Formulas for the Group Sequential Sampling of Attributes

Abstract

When an infinite lot consisting of defective and nondefective items is investigated by means of a group sequential sampling plan, the use of matrices and vectors is helpful in determining the probabilities of various combinations of the two classes of items and in computing unbiased estimates of the lot fraction defective.

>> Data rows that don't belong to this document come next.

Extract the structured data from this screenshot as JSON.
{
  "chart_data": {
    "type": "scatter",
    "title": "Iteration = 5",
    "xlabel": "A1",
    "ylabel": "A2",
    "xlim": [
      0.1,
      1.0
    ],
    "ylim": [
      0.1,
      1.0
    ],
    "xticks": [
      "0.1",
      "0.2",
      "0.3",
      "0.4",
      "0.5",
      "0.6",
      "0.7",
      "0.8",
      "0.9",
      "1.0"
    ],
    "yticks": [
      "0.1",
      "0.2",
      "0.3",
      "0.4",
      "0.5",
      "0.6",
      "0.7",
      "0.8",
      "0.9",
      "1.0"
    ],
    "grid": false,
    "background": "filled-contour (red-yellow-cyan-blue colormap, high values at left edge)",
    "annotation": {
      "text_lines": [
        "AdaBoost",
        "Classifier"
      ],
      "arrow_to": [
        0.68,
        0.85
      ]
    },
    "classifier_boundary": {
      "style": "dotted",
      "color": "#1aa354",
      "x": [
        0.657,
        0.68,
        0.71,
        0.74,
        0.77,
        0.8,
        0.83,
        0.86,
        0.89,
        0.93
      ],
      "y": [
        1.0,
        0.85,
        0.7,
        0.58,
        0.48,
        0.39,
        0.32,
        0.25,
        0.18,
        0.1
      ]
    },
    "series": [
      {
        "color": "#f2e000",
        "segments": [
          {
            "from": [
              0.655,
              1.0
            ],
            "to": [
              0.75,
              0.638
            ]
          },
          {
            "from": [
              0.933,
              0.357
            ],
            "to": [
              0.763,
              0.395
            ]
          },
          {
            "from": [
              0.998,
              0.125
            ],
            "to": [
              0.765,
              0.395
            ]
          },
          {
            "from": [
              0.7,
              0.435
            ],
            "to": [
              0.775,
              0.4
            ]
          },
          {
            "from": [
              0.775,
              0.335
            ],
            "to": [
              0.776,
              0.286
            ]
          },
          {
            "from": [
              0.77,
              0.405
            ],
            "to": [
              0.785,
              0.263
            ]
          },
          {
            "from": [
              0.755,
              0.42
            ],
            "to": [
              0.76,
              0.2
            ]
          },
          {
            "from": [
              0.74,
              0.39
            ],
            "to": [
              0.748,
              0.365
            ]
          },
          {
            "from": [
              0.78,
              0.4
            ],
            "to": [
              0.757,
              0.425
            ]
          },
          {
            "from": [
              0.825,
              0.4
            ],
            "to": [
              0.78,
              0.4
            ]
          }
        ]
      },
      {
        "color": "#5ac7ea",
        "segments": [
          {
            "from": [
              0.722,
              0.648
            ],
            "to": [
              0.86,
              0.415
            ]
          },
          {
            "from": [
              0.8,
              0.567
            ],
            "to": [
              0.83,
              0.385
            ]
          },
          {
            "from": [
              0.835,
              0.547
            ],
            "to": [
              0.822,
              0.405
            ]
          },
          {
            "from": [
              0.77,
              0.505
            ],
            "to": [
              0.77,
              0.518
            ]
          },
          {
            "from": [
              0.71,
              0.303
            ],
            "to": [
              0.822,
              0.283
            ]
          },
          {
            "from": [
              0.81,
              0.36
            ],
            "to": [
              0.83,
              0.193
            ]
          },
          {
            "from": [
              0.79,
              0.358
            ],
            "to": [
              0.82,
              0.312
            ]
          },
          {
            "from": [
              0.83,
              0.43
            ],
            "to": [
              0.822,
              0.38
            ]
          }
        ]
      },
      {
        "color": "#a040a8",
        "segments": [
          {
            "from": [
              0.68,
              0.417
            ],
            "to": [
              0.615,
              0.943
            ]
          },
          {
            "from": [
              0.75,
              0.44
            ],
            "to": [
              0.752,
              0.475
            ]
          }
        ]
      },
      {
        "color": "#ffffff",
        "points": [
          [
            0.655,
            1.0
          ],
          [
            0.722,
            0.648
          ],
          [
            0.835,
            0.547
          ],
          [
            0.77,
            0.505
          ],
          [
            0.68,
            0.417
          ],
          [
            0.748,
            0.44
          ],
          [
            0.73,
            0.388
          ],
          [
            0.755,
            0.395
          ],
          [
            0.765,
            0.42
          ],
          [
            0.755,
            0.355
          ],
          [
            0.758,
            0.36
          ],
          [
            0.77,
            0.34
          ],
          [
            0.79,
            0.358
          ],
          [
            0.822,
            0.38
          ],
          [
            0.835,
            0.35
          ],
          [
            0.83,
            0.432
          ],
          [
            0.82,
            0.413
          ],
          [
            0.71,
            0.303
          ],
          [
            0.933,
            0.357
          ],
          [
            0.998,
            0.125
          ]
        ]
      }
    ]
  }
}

For a sequential plan of the Bartky [1] type, the infinite summation of such vectors leads to an exact, explicit formula for the average number of items inspected, \begin{equation*}\tag{1.1}\bar n_p = p^{-1}\{L_p\lbrack G(h_1 + h_2 - 1) - (h_1 + h_2)\rbrack - G(h_2 - 1) + h_1 + h_2 - \lbrack h_1\rbrack\}\end{equation*}, where $p$ is the fraction defective in the lot, $L_p$ is the probability of arriving at a decision to accept the lot, $h_1$ and $h_2$ are parameters of the plan as defined by the Statistical Research Group [3], $G(i)$ is defined by Bartky's equation (36), and $\lbrack h_1\rbrack$ is the largest integer equal to or less than $h_1$. In approximating $L_p$, or in finding the parameters of a sequential plan with specified risks, the formulas proposed by Wald [2] and the Statistical Research Group can be improved by adding an adjustment, \begin{equation*}\tag{1.2}a = \frac{1}{3}(1 - 2s)\end{equation*}, to the value of $h_2$ wherever it occurs. Their formula for approximating $\bar n_p$ can be improved by adding the adjustment \begin{equation*}\tag{1.3} cq = aq/(1 - s)\end{equation*} wherever $h_2$ occurs, provided that the value of $L_p$ which appears in this formula is arrived at by employing adjustment (1.2).